À l’école, quand le professeur demandait de raconter ses vacances, la rédaction du petit Gilbert Gatore faisait plusieurs pages. Dès l’âge de 13 ans, il tient son journal intime où il raconte ce qui se passe alors au Rwanda et qui éclatera aux yeux du monde en 1994..Il perd ses carnets en fuyant mais pas le goût des mots.

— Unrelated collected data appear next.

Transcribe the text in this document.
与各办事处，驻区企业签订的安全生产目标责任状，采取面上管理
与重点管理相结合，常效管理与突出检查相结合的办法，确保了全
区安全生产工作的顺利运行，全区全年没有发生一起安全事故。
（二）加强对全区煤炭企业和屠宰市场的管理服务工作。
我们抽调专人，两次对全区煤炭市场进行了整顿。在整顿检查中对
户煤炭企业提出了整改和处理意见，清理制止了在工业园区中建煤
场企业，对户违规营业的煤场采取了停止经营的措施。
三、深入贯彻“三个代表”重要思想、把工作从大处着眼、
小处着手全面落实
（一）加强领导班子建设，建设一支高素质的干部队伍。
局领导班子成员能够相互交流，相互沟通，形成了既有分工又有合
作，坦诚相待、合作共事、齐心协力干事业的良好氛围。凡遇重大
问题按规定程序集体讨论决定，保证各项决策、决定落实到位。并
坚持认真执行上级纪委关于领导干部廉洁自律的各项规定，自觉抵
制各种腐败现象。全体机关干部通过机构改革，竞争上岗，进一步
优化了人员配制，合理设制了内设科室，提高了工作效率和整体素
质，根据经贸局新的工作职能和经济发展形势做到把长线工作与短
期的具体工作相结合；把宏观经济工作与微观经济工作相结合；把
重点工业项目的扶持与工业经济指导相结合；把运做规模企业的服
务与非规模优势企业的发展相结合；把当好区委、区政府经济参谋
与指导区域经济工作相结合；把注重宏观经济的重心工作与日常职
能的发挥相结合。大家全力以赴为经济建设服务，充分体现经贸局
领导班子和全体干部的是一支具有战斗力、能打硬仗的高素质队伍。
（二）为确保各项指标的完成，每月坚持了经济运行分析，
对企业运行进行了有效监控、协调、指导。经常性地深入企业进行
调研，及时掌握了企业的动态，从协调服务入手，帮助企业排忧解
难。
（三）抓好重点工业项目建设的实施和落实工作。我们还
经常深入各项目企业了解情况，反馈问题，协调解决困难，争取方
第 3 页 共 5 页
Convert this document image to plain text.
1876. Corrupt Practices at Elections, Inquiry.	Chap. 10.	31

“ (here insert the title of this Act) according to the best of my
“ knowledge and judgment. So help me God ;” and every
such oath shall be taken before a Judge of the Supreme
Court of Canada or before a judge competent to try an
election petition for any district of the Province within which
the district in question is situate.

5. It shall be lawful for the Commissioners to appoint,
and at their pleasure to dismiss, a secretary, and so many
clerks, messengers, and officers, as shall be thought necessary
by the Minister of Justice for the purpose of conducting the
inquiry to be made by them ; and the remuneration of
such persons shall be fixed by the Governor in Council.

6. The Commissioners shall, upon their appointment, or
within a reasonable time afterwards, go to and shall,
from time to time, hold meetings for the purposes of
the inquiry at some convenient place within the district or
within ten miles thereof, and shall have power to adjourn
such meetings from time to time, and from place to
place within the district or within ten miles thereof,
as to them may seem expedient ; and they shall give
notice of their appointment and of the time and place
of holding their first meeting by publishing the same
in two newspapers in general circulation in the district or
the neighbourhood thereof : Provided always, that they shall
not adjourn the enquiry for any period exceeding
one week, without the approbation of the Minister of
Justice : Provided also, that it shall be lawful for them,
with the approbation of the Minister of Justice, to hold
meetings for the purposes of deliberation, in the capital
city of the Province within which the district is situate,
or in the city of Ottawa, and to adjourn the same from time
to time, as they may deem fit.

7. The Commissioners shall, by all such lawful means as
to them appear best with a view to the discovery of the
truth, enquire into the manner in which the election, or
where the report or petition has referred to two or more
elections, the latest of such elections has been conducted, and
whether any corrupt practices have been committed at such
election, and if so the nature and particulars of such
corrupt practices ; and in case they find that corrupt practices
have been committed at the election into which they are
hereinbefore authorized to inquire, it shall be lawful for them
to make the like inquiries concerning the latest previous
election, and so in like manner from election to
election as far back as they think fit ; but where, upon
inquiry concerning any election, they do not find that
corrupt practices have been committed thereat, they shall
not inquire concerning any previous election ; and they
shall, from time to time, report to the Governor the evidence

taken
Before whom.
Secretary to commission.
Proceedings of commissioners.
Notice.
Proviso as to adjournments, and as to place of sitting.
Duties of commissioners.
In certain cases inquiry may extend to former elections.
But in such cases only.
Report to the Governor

Après quelques années en Afrique, Gibert Gatore arrive en France en 97. Il intègre Sciences Po Lille et enchaine avec HEC. Il aurait voulu faire l’Ecole des Beaux-Arts, mais personne ne l’encourage à choisir ce qui est considéré comme un choix risqué, coupable même quand on a la chance d’être admis dans les classes préparatoires. Gilbert se résigne, abandonne le dessin et se replie sur l’écriture. « Petit à petit je sentais qu’il fallait rechercher le mot juste, je sentais qu’il fallait rechercher l’émotion juste. » Il écrit alors des nouvelles, n’osant pas affronter le roman. « Je croyais qu’il fallait être vieux, respectable et intelligent pour cela », dit-il. Le pas vers le roman s’effectue à l’occasion d’un stage en Afrique du Sud. L’ennui de sa mission le conduit à s’inscrire à un séminaire de littérature anglaise. Un des intervenants lui apprend alors que l’écriture d’un roman en comparaison avec la nouvelle, est avant tout une question d’élan. Déclic. Le conseil désinhibe Gilbert. Il s’élance. Diverses tentatives dorment dans ses tiroirs jusqu’au jour, où, satisfait, il se décide à envoyer un manuscrit aux éditeurs. C’est le passé devant soi, sorti en janvier 2008 chez Phébus et premier tome d’une suite intitulée Figures de la vie impossible. Gilbert Gatore se réjouit de pouvoir écrire la suite, sans devoir se battre contre le quotidien grâce à la Bourse. « C’est un encouragement inespéré et précieux », sourit-il.
L’auteur qui a marqué vos débuts d’écrivain?
Albert Camus et John Maxwell Coetzee.